「経済的な自立は譲れない!」と葛藤。自信を失って迷子になりながら、二度の出産で向き合った「ワーママとしての生き方」
人生迷路に突入した初めての出産。あらゆる理想をつなぎ合わせて行動もベクトルもちぐはぐに
夫との良好な関係を構築していたゆうさんでしたが、そこに揺らぎが生まれたのは、結婚から2年後。長男の出産という出来事でした。
「出産した私にとって一番の衝撃は、『自分が経済的な自立を失った』という現実でした。出産前は、いわゆる夫婦別会計。『住居費は夫で、食費は私』というように科目を分担し、残ったお金は各自自由に使っていました。ところが、育児休暇中の私の収入は激減。当初の分担だと、産休中の収入では私の担当科目分が賄えなくなったんです」と、ゆうさんは当時を振り返ります。
「育児休暇は1年半。収入減は一時的なことだと、頭ではわかっていました。『これからは、夫婦別会計ではなく収入を合算した家計管理に変更しよう』と、夫と話し合うこともできました。それでもやっぱり、自分自身が大事にしてきたものが損なわれたような気がして……急に劣等感を抱き始めたんですよね。ものすごく悲しくなって、気持ちが折れそうになったことを覚えています」。
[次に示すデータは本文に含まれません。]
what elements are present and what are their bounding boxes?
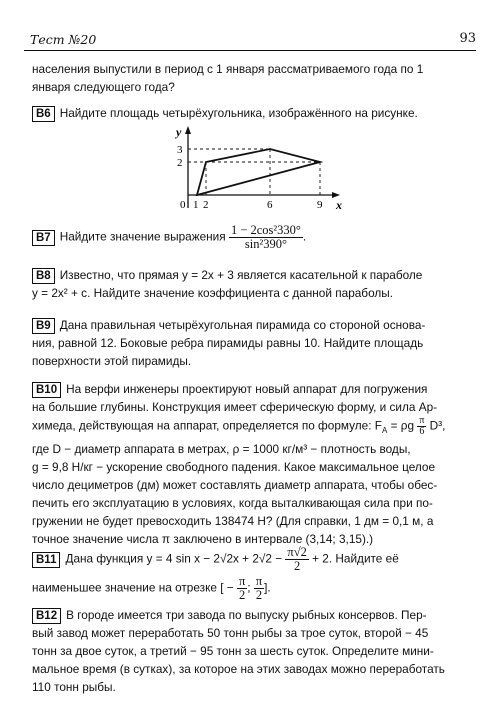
b10-line-3b: = ρg [387, 418, 418, 433]
x-tick-9: 9 [317, 199, 323, 211]
b11-int-frac-2 [254, 575, 264, 602]
problem-b9 [32, 316, 476, 370]
b10-line-6: число дециметров (дм) может составлять диаметр аппарата, чтобы обес- [32, 477, 438, 492]
problem-tag-b10: B10 [32, 382, 61, 398]
b11-frac-n: π√2 [287, 545, 307, 559]
y-tick-2: 2 [177, 157, 183, 169]
b10-line-8: гружении не будет превосходить 138474 Н? (Для справки, 1 дм = 0,1 м, а [32, 513, 434, 528]
b7-end: . [302, 229, 307, 244]
b10-frac-d: 6 [419, 426, 425, 437]
b11-frac-d: 2 [293, 559, 301, 573]
b11-int-d1: 2 [238, 588, 246, 602]
b11-line-1a: Дана функция y = 4 sin x − 2√2x + 2√2 − [65, 551, 286, 566]
test-title: Тест №20 [30, 32, 97, 47]
b10-sub-a: A [381, 425, 388, 435]
b11-int-sep: ; [247, 580, 254, 595]
b10-line-1: На верфи инженеры проектируют новый аппарат для погружения [66, 382, 428, 396]
x-tick-1: 1 [193, 199, 199, 211]
b11-interval-close: ]. [264, 580, 271, 595]
b11-int-frac-1 [237, 575, 247, 602]
b11-line-2 [32, 575, 476, 602]
b7-fraction [229, 224, 303, 251]
page-number: 93 [459, 31, 476, 46]
b12-line-3: тонн за двое суток, а третий − 95 тонн за шесть суток. Определите мини- [32, 644, 434, 658]
y-axis-label: y [176, 125, 182, 139]
b11-int-d2: 2 [255, 588, 263, 602]
b11-line-2a: наименьшее значение на отрезке [32, 580, 221, 595]
problem-tag-b8: B8 [32, 268, 55, 284]
b11-interval-open: [ − [220, 580, 234, 595]
x-axis-label: x [336, 198, 342, 212]
b10-line-2: на большие глубины. Конструкция имеет сферическую форму, и сила Ар- [32, 400, 438, 414]
problem-b10 [32, 380, 476, 548]
problem-b6 [32, 104, 476, 122]
b8-line-2: y = 2x² + c. Найдите значение коэффициента c данной параболы. [32, 286, 394, 300]
b8-line-1: Известно, что прямая y = 2x + 3 является касательной к параболе [59, 268, 423, 282]
b12-line-4: мальное время (в сутках), за которое на этих заводах можно переработать [32, 662, 445, 676]
b9-line-3: поверхности этой пирамиды. [32, 354, 192, 368]
problem-b7 [32, 224, 476, 251]
intro-line-2: января следующего года? [32, 80, 175, 94]
b6-text: Найдите площадь четырёхугольника, изображённого на рисунке. [59, 106, 418, 120]
problem-b8 [32, 266, 476, 302]
x-tick-2: 2 [203, 199, 209, 211]
b12-line-5: 110 тонн рыбы. [32, 680, 116, 694]
b9-line-1: Дана правильная четырёхугольная пирамида со стороной основа- [59, 318, 426, 332]
b7-numerator: 1 − 2cos²330° [230, 223, 301, 237]
b11-int-n2: π [255, 574, 263, 588]
b7-denominator: sin²390° [244, 237, 287, 251]
b11-fraction [285, 546, 308, 573]
b10-frac-n: π [419, 415, 425, 426]
b10-line-9: точное значение числа π заключено в интервале (3,14; 3,15).) [32, 531, 374, 546]
b12-line-2: вый завод может переработать 50 тонн рыбы за трое суток, второй − 45 [32, 626, 429, 640]
intro-text [32, 60, 476, 96]
problem-tag-b6: B6 [32, 106, 55, 122]
problem-b12 [32, 606, 476, 696]
problem-tag-b7: B7 [32, 230, 55, 246]
b11-int-n1: π [238, 574, 246, 588]
b9-line-2: ния, равной 12. Боковые ребра пирамиды равны 10. Найдите площадь [32, 336, 424, 350]
b7-text: Найдите значение выражения [59, 229, 226, 244]
x-tick-6: 6 [267, 199, 273, 211]
b10-line-3a: химеда, действующая на аппарат, определяется по формуле: F [32, 418, 382, 433]
b10-line-3c: D³, [426, 418, 446, 433]
problem-tag-b12: B12 [32, 608, 61, 624]
intro-line-1: населения выпустили в период с 1 января рассматриваемого года по 1 [32, 62, 424, 76]
b12-line-1: В городе имеется три завода по выпуску рыбных консервов. Пер- [66, 608, 427, 622]
problem-tag-b11: B11 [32, 552, 60, 568]
problem-tag-b9: B9 [32, 318, 55, 334]
quadrilateral [197, 149, 320, 195]
y-tick-3: 3 [177, 144, 183, 156]
b11-line-1b: + 2. Найдите её [308, 551, 399, 566]
b10-line-4: где D − диаметр аппарата в метрах, ρ = 1000 кг/м³ − плотность воды, [32, 441, 411, 456]
b10-line-5: g = 9,8 Н/кг − ускорение свободного падения. Какое максимальное целое [32, 459, 436, 474]
x-tick-0: 0 [180, 199, 186, 211]
y-axis-arrow [185, 126, 191, 134]
b10-line-7: печить его эксплуатацию в условиях, когда выталкивающая сила при по- [32, 495, 433, 510]
problem-b11 [32, 546, 476, 602]
quadrilateral-figure [170, 124, 350, 214]
page-header [24, 30, 476, 51]
b10-line-3 [32, 416, 476, 440]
そんなゆうさんですから、育休明けは仕事復帰をしてキャリアを継続することに微塵も迷いはなかったのだそう。それでも、育休の真っ最中は迷子のような感覚に陥ったのだとか。
「出産を経ると、バリキャリコース・ゆるキャリコース・専業主婦コース……と、生き方の岐路に立ちますよね。私自身は迷うことなくキャリアの継続を選んできたし、育休後もその道を歩むと決めていました。ところが、その隣に横たわる選択肢を初めてじっくり眺める機会を得たことで、そちらの良さもわかってしまった。『仕事は絶対に辞めたくないけれど、時間をかけて隅から隅まで手料理が並んだ食卓も捨てがたいよね』――と、それぞれの良さをすべて手に入れたい思いに駆られてしまったんです。
その結果、突然パン教室に通ってパン生地をこねてみたり、勢いに任せて使い道もはっきりしない資格を取ったり……。血迷って、情報や誰かの価値観に中途半端に振り回されていた時期でした」。
夫はまるでサンドバッグ!誰かが勝手に描いた「イクメン像」を押し付け、八つ当たりし続けた2年間
そんな迷子のゆうさんは、夫に対しても自分以外の誰かが描いた理想をぶつけていたといいます。
「当時は『イクメン』という言葉が生まれた時期。それに対して当時の夫は、朝9時から午前3時まで数か月働き続けるような生活だったので、育児どころか家にすらいません。あの頃は、世で語られるイクメンとかけ離れた夫に、私が怒りをぶつけてばかり。出産後の数年は、夫はまるでサンドバッグのようでしたね。
先ほどお話した通り、夫はしなやかに対応できる人ですから、耐え続けてくれましたけれども……。最近『あの時はごめんね』って謝ったら、『きっとホルモンバランスが崩れているから仕方がないんだろうなと思っていた』って当時の心の内を明かしてくれました(笑)」。
相変わらず向き合ってくれる夫であることに変わりはなかったのに、自らの迷いやホルモンの変化で夫婦関係を崩してしまっていた、と振り返るゆうさん。
そんな二人の関係は、次男の出産を機に徐々に改善へと向かいます。初めての出産からおよそ2年後のことでした。